By SHIRLEY A. LAZO
The chase is on at Chase Manhattan to rev up revenues and cut costs. Tuesday, the nation's No. 1 bank holding company, with over $365 billion in assets and 30 million customers, put numbers on its widely anticipated restructuring. Chase will reduce its worldwide work force by 4,500 jobs, or 6%, and take a first-quarter, after-tax charge of $320 million. At the same time, the company announced a 16% boost in its quarterly common dividend and proposed a 2-for-1 stock split.
All that sent Chase stock soaring by more than six points on the Big Board, to a 52-week high of 135 (Thursday it hit 139 1/8 ). Among happy investors was, no doubt, Michael Price, whose Mutual Shares fund complex (now part of Franklin Resources) owns over six million Chase shares. In a Q&A in these pages February 16, Price said he was "very impressed with how that organization has evolved since the Chemical Banking merger [two years ago] and where they are going." When the merger was disclosed, Chase stock was at 55; it closed out 1997 at 109 1/2. Price views Chase as a "very well-managed bank [that] continues to get better-managed."
The new dividend will be a pre-split 72 cents a share (36 cents post-split), versus 62 cents.

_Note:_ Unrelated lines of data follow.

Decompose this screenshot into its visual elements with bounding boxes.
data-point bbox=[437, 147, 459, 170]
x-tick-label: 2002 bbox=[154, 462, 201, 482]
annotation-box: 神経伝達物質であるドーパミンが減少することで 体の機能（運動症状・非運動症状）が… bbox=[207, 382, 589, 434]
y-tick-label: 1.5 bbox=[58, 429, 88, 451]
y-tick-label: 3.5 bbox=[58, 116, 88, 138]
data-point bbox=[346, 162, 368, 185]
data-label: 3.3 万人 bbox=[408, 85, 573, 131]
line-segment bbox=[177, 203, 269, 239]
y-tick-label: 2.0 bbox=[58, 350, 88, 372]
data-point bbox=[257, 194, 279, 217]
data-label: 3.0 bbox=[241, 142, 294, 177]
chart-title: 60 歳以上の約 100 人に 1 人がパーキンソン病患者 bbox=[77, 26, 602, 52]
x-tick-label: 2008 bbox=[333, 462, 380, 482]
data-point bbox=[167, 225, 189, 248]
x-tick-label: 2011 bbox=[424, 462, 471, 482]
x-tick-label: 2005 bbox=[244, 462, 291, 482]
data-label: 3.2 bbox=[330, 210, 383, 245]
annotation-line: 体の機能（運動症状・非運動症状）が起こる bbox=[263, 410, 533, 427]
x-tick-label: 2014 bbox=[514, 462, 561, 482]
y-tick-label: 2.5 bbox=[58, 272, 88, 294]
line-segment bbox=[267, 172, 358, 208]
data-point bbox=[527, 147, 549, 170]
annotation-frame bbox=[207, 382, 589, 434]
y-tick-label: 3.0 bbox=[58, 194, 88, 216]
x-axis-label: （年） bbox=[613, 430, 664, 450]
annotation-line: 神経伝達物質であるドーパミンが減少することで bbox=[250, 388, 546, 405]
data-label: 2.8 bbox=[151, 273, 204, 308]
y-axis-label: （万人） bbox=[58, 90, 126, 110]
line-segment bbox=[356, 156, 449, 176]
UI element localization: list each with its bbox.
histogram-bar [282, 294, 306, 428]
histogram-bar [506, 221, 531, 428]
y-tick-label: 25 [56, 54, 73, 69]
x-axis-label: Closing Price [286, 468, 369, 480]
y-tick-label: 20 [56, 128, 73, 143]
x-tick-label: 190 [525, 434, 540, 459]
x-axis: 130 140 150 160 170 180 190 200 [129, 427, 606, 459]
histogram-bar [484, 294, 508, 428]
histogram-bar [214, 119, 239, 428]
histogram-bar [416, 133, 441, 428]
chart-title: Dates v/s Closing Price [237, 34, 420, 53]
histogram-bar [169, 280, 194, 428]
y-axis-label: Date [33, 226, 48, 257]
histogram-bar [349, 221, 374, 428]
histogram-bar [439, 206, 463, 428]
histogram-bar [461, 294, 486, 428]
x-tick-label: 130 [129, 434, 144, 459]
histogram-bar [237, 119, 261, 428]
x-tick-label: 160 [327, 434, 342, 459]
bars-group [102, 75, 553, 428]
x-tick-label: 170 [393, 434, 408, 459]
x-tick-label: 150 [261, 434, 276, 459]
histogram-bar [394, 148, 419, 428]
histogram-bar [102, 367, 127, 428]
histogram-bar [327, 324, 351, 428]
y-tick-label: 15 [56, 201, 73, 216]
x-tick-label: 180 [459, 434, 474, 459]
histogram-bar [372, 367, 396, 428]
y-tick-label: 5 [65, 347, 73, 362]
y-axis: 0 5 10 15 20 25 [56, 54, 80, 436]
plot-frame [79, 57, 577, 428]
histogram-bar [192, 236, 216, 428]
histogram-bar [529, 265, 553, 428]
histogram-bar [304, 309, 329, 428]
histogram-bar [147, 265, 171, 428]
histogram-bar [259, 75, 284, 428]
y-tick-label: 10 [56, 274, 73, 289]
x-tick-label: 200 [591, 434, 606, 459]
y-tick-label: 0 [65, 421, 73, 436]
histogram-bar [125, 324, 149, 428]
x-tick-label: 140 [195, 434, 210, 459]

It's payable April 30 to holders of record April 6. The 2-for-1 stock division is subject to shareowner approval at Chase's May 19 annual meeting. There are 421.5 million common shares outstanding, 60% of which are owned by institutions.
Chase plans to reinvest the $460 million in annual savings it envisions from its streamlining in businesses where it foresees rapid revenue growth, such as mortgage servicing, asset management and merger-and-acquisition counseling.
About half the job cuts will come through companywide layoffs over the next 18 months. The rest will result from attrition and the extension of a hiring freeze. However, a number of new positions will be created in connection with Chase's savings reinvestment in its growth businesses. (In February, J.P. Morgan said it would eliminate about 5% of its work force, while last fall, Citicorp, the second-largest U.S. bank, announced an 8.3% reduction.)
An additional aspect of Chase's restructuring steps was another round of speculation that it might move to acquire Merrill Lynch, the largest brokerage firm in the U.S., Donaldson Lufkin & Jenrette or PaineWebber. Chase in the past has been linked to all three.
According to First Call, Wall Street thinks Chase will earn $9.58 a share, on average, in 1998 and $10.71 in 1999, versus last year's $8.23. Chase's previously stated performance goals are a return on equity of at least 18%, annual revenue growth of 10% and double-digit growth in earnings. As for Chase's Asian exposure, at year-end '97, less than $100 million out of some $10 billion in loans was nonperforming, and much of that was short term and trade related.